Sporting Captain Gets a Manny Ramirez-esque “Injury” And Cries Out For a Transfer — As Sporting geared up for their mostly meaningless 2-0 preseason pseudo-derby win over Benfica this past weekend, João Moutinho’s press conference crybaby act after the Blackburn match still resonated through. Players and coaches alike fielded questions from a stunned media who witnessed Moutinho resoundingly declare “I want out!” After Everton had a 11.8 million pound (that’s a big bitch!) bid rejected, Moutinho showed his frustration with the negotiations and went all hissy fit on the club.
I can’t stand when players pull shit like this. The beauty of this negotiation is that the “team’s”(Everton) agent and the player’s agent are the same guy, Pini Zahavi. Why do clubs have agents? Can’t players deal directly with the club rather than have thirteen different middlemen? And isn’t there some sort of conflicting interest hurricane going on when a players’ agent also represents an entire club? How do you prevent tapping up in that situation?
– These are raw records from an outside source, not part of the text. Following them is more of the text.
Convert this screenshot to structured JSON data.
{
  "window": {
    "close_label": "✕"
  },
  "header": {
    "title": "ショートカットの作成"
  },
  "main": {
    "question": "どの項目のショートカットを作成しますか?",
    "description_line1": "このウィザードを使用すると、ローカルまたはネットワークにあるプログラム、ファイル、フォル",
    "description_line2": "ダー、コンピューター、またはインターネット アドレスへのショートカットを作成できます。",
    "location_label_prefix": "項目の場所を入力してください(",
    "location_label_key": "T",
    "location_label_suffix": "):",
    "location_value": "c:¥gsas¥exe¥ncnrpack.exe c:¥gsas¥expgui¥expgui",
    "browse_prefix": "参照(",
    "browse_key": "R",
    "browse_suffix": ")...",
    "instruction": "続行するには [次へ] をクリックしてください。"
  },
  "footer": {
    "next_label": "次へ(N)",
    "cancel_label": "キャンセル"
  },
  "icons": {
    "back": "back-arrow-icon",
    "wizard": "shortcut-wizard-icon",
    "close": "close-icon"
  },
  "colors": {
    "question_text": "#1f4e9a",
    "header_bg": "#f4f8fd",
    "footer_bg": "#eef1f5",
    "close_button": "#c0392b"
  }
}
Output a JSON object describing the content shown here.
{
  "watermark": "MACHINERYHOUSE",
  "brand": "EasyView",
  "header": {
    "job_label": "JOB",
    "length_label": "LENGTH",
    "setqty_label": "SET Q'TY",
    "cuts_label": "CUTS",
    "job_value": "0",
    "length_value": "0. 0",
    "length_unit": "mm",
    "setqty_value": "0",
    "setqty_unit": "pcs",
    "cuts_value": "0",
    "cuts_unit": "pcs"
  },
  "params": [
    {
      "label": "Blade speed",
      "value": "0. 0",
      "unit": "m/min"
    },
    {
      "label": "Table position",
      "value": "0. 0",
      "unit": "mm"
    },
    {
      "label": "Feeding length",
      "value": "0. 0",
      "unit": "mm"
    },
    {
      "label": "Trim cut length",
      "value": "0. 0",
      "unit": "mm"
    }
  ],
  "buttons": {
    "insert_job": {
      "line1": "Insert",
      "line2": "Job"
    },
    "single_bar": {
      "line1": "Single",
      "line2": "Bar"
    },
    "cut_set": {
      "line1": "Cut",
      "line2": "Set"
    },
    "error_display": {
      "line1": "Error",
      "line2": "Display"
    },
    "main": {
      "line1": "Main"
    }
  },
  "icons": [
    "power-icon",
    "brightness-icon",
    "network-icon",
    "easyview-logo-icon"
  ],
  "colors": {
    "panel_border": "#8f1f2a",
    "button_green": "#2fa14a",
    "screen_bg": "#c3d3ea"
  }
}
Maybe I’m a bit undereducated when it comes to the nature of European sport dealings, but this is a concept that’s quite foreign in the land of “soccer” and diplomacy.
Moutinho’s buy-out clause in the contract he signed JUST LAST YEAR (short sighted about your future much, João?) is nearly triple the amount that Everton have offered as a transfer fee. In spite of this mess, I’d bet on Moutinho’s agent negotiating a higher transfer fee with, err, umm, himself, and having Moutinho rather unceremoniously headed to Everton by the end of the week. It’s a sad set of circumstances since Moutinho, as captain, has grown into a sort of iconic figure at Sporting. I completely understand that the inevitability of a successful player going abroad always looms in the Portuguese League, but he could have probably served himself better by doing this pouting behind closed doors. This method of acting like a baby never flies well with anyone. Unless you’re a baby, of course. Then you can have the strategically placed candy bar next to the check out lane. It all makes me wish I had the burden of being tied to a contract where I play a game for tens of thousands of currency a week. Where would I put it all?
Boavista’s Vista Not So Boa — The league came out today and decided for the final (actually the fifth officially “final” time) that Boavista’s actions and involvement in the Golden Whistle bribery scandal were severe enough that relegation to the next division down is proper punishment. Paços de Ferreira are the big winners here, as their head is spared the chopping block and they’ll have another chance to be whipping boys in the top flight of Portuguese football.
I hope appeals aren’t allowed at this stage. This Golden Whistle scandal has to go away for fuck’s sake. I can’t take this bunk anymore. We’ve been embarrassed enough, let’s just pick up the pieces and move the hell on. Thank you.
Thank God Moutinho needed a nap and a bottle or else this week would have started off the way the last one ended: just plain shitty.